Pharmacy chain Walgreens is seeking to end its relationship with blood testing firm Theranos, while also possibly also exploring a deal with direct-to-consumer genetic testing firm 23andMe.
According to the Financial Times, Walgreens has become "impatient" with Theranos' regulatory issues and has asked its attorneys to search through its contract with the embattled blood testing to find a way to close the 40 blood-testing clinics Theranos has set up in 40 Arizona Walgreens stores.

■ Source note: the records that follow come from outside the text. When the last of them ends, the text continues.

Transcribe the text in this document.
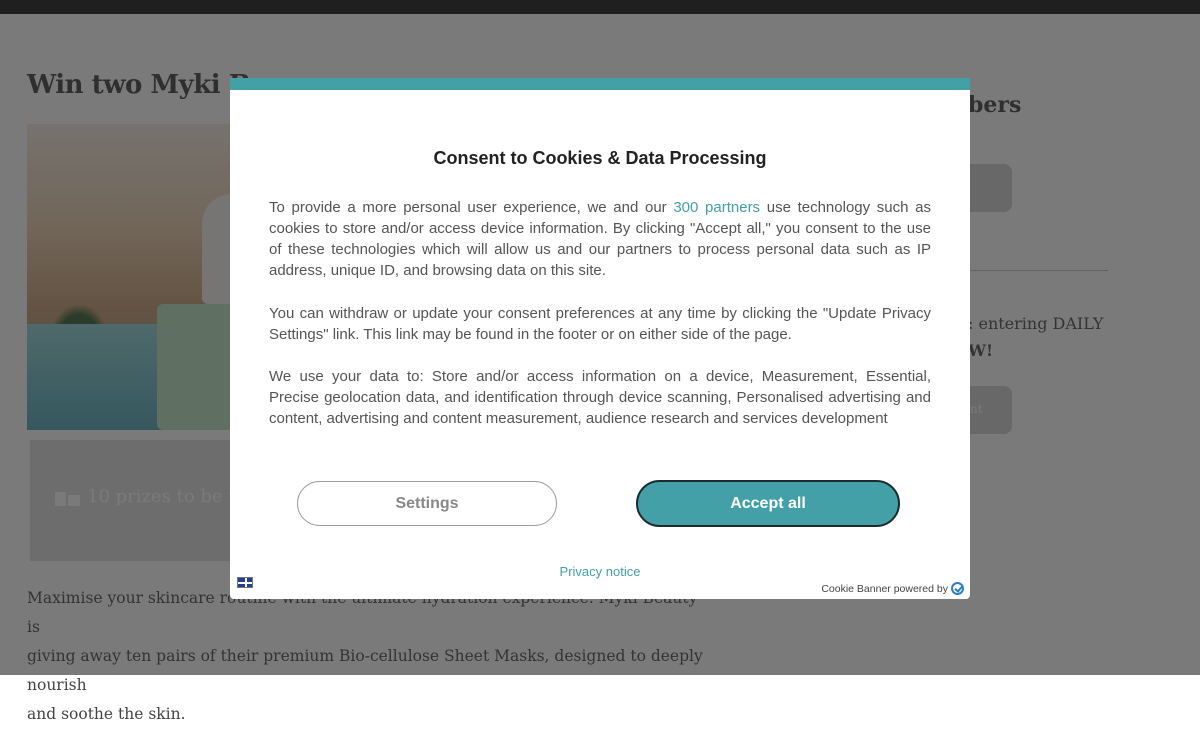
nourish
and soothe the skin.
Consent to Cookies & Data Processing

To provide a more personal user experience, we and our 300 partners use technology such as cookies to store and/or access device information. By clicking "Accept all," you consent to the use of these technologies which will allow us and our partners to process personal data such as IP address, unique ID, and browsing data on this site.

You can withdraw or update your consent preferences at any time by clicking the "Update Privacy Settings" link. This link may be found in the footer or on either side of the page.

We use your data to: Store and/or access information on a device, Measurement, Essential, Precise geolocation data, and identification through device scanning, Personalised advertising and content, advertising and content measurement, audience research and services development

Settings	Accept all
Privacy notice
Cookie Banner powered by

Regulators at the Centers for Medicare & Medicaid Services sent the company a letter in January that detailed deficiencies in the lab practices at its California lab, some of which CMS said posed "immediate jeopardy to patient health and safety." Regulators gave Theranos 10 days to respond with its plan to address the issues.
Walgreens likewise gave the company 30 days to fix the issues at its California lab and said it would terminate their agreement if the problems were not solved.
"They've been unhappy with the relationship and it's really a question of working through the contractual and legal arrangements," a person familiar with the matter tells the Financial Times. "They're not interested in the Theranos deal."
Theranos, meanwhile, says the pharmacy has no legal basis for ending the arrangement.
At the same time, Walgreens is reportedly speaking with 23andMe about offering the DTC genetics firm's spit kits, according to the San Francisco Business Times.
"Soon we're going to be in Walgreens," 23andMe Chief Scientific Officer Richard Scheller said at a forum at the University of California, San Francisco, according to the San Francisco Business Times. "You just buy one."
However, the company appeared to walk back his remarks, as spokesperson Andy Kill says 23andMe has been in talks with a number of retailers, but that "there is nothing imminent to announce."
A few years ago, Walgreens scuttled plans to offer Pathway Genomics' genetic testing kit on its shelves after regulatory issues arose.
23andMe has had its own run-in regulators, but it now is offering a new version of Personal Genome Service that includes ancestry, wellness, and nonmedical trait reports as well as Food and Drug Administration-authorized carrier status reports.